Chris sat silently, which she took for a yes.
“Can you do that, Ben?” Ariela asked.
“Yes.”
Ben looked at his brother but Chris’s face got all unfocused. He blinked and he was in focus again. Ariela wiped something from his cheek. “Breathe and look, Ben. Breathe and look.”

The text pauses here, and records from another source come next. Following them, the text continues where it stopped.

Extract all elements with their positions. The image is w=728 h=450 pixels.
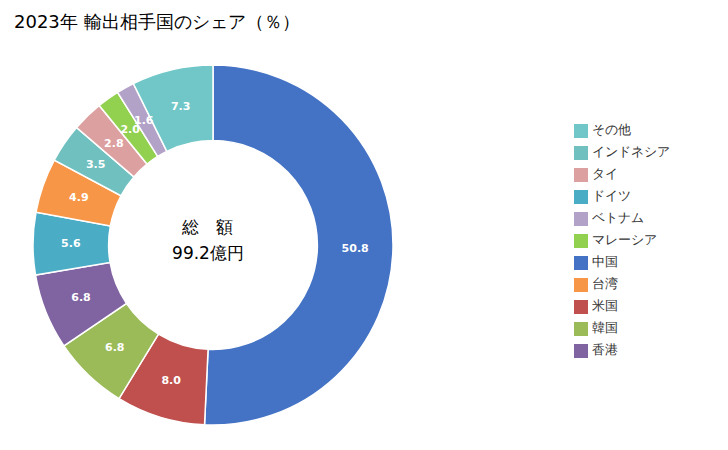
svg-text:6.8: 6.8 [71,291,91,304]
html-text:2023年 輸出相手国のシェア（％）: 2023年 輸出相手国のシェア（％） [14,11,300,32]
svg-text:5.6: 5.6 [61,237,81,250]
html-text:米国: 米国 [592,298,618,313]
html-text:インドネシア: インドネシア [592,144,670,159]
svg-text:8.0: 8.0 [161,374,181,387]
html-text:マレーシア: マレーシア [592,232,657,247]
svg-text:4.9: 4.9 [69,191,89,204]
svg-text:2.8: 2.8 [104,137,124,150]
html-text:ベトナム: ベトナム [592,210,644,225]
svg-text:3.5: 3.5 [86,158,106,171]
svg-text:1.6: 1.6 [134,114,154,127]
html-text:総 額: 総 額 [182,217,234,237]
html-text:中国: 中国 [592,254,618,269]
html-text:台湾: 台湾 [592,276,618,291]
html-text:香港: 香港 [592,342,618,357]
html-text:韓国: 韓国 [592,320,618,335]
html-text:タイ: タイ [592,166,618,181]
html-text:ドイツ: ドイツ [592,188,631,203]
html-text:その他: その他 [592,122,631,137]
svg-text:2.0: 2.0 [120,122,140,136]
svg-text:7.3: 7.3 [171,100,191,113]
svg-text:50.8: 50.8 [342,242,369,255]
html-text:99.2億円: 99.2億円 [172,243,244,263]
svg-text:6.8: 6.8 [105,341,125,354]
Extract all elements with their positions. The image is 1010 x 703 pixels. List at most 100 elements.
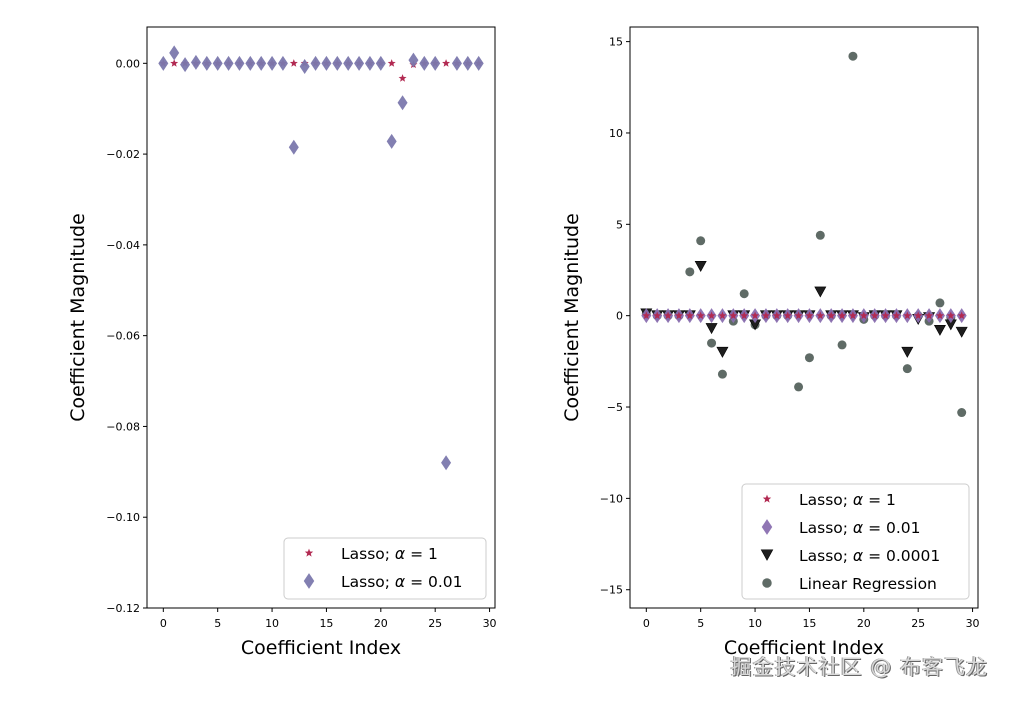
x-tick-label: 5 (697, 617, 704, 630)
data-point (892, 311, 901, 320)
legend-marker (304, 548, 314, 557)
axes-frame (629, 26, 979, 609)
data-point (321, 55, 332, 71)
data-point (223, 55, 234, 71)
y-tick-label: −0.10 (106, 511, 140, 524)
data-point (837, 340, 847, 350)
data-point (462, 55, 473, 71)
data-point (729, 311, 738, 320)
data-point (848, 51, 858, 61)
x-tick-label: 15 (802, 617, 816, 630)
legend-label: Lasso; α = 0.01 (799, 519, 921, 537)
data-point (783, 311, 792, 320)
data-point (925, 311, 934, 320)
legend-label: Linear Regression (799, 575, 937, 593)
legend-label: Lasso; α = 1 (799, 491, 896, 509)
data-point (805, 311, 814, 320)
y-tick-label: 15 (609, 36, 623, 49)
data-point (419, 55, 430, 71)
y-tick-label: −0.02 (106, 148, 140, 161)
x-tick-label: 10 (748, 617, 762, 630)
data-point (674, 311, 683, 320)
data-point (705, 323, 718, 335)
data-point (354, 55, 365, 71)
legend-box (741, 483, 970, 600)
x-tick-label: 30 (483, 617, 497, 630)
y-axis-label: Coefficient Magnitude (67, 213, 89, 422)
data-point (653, 311, 662, 320)
y-tick-label: −0.04 (106, 239, 140, 252)
data-point (827, 311, 836, 320)
data-point (955, 326, 968, 338)
x-tick-label: 10 (265, 617, 279, 630)
data-point (946, 311, 955, 320)
data-point (267, 55, 278, 71)
y-tick-label: −0.06 (106, 330, 140, 343)
data-point (718, 311, 727, 320)
data-point (277, 55, 288, 71)
data-point (289, 59, 298, 67)
y-tick-label: 0.00 (116, 57, 141, 70)
data-point (685, 311, 694, 320)
data-point (816, 311, 825, 320)
data-point (716, 346, 729, 358)
x-tick-label: 0 (160, 617, 167, 630)
data-point (870, 311, 879, 320)
legend: Lasso; α = 1 Lasso; α = 0.01 Lasso; α = 0.… (741, 483, 970, 600)
data-point (664, 311, 673, 320)
x-tick-label: 25 (911, 617, 925, 630)
data-point (761, 311, 770, 320)
data-point (386, 133, 397, 149)
data-point (642, 311, 651, 320)
x-tick-label: 30 (966, 617, 980, 630)
data-point (473, 55, 484, 71)
data-point (212, 55, 223, 71)
data-point (957, 311, 966, 320)
data-point (881, 311, 890, 320)
data-point (364, 55, 375, 71)
data-point (772, 311, 781, 320)
y-tick-label: −0.12 (106, 602, 140, 615)
data-point (442, 59, 451, 67)
data-point (375, 55, 386, 71)
data-point (707, 311, 716, 320)
series-diamond (158, 45, 484, 471)
x-tick-label: 15 (319, 617, 333, 630)
data-point (957, 408, 967, 418)
data-point (430, 55, 441, 71)
data-point (180, 57, 191, 73)
x-tick-label: 0 (643, 617, 650, 630)
data-point (201, 55, 212, 71)
data-point (685, 267, 695, 277)
x-tick-label: 20 (374, 617, 388, 630)
data-point (696, 311, 705, 320)
data-point (408, 52, 419, 68)
data-point (451, 55, 462, 71)
y-tick-label: −15 (600, 584, 623, 597)
legend-label: Lasso; α = 0.01 (341, 573, 463, 591)
watermark: 掘金技术社区 @ 布客飞龙 (730, 655, 988, 679)
data-point (838, 311, 847, 320)
series-circle (641, 51, 967, 418)
data-point (902, 364, 912, 374)
x-tick-label: 5 (214, 617, 221, 630)
left-plot: 0 5 10 15 20 25 30 0.00 −0.02 −0.04 −0.06 −0.08 −0.1… (67, 26, 497, 659)
y-axis-label: Coefficient Magnitude (561, 213, 583, 422)
data-point (804, 353, 814, 363)
legend-marker (762, 578, 772, 588)
data-point (707, 338, 717, 348)
data-point (170, 59, 179, 67)
x-tick-label: 25 (428, 617, 442, 630)
legend-label: Lasso; α = 1 (341, 545, 438, 563)
data-point (751, 311, 760, 320)
data-point (914, 311, 923, 320)
y-tick-label: 0 (616, 310, 623, 323)
y-tick-label: −10 (600, 492, 623, 505)
series-star (642, 311, 966, 320)
legend-marker (760, 549, 774, 561)
data-point (717, 369, 727, 379)
legend-label: Lasso; α = 0.0001 (799, 547, 940, 565)
data-point (694, 261, 707, 272)
data-point (234, 55, 245, 71)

Ben blinked. He blinked again. He was seeing a baby. He was kissing that baby and playing with it. He was watching two grownups fight, and the baby was in the hospital and Ben was visiting. He was worried. He saw a dark spot on a wall, a crack. It was blood. A line of blood that went almost to the floor. He blinked again and Chris was staring at him and then suddenly Chris was skinnier and younger, and a great big bump had grown on his head. He kept blinking and saw Chris in a group of older people. And Chris wasn’t exactly happy but everyone else was, and not-exactly-happy Chris was working hard and writing his alphabet and sometimes making a sharp sound that was a laugh, and Ben felt relief because somehow he knew Chris would no longer have so many bumps on the head. It was a great, lucky thing to live in a place where strange and smart people cared about Chris. And then he blinked one too many times and he was thinking about boots and guns and people dressed in sheets, so he stopped blinking and thinking.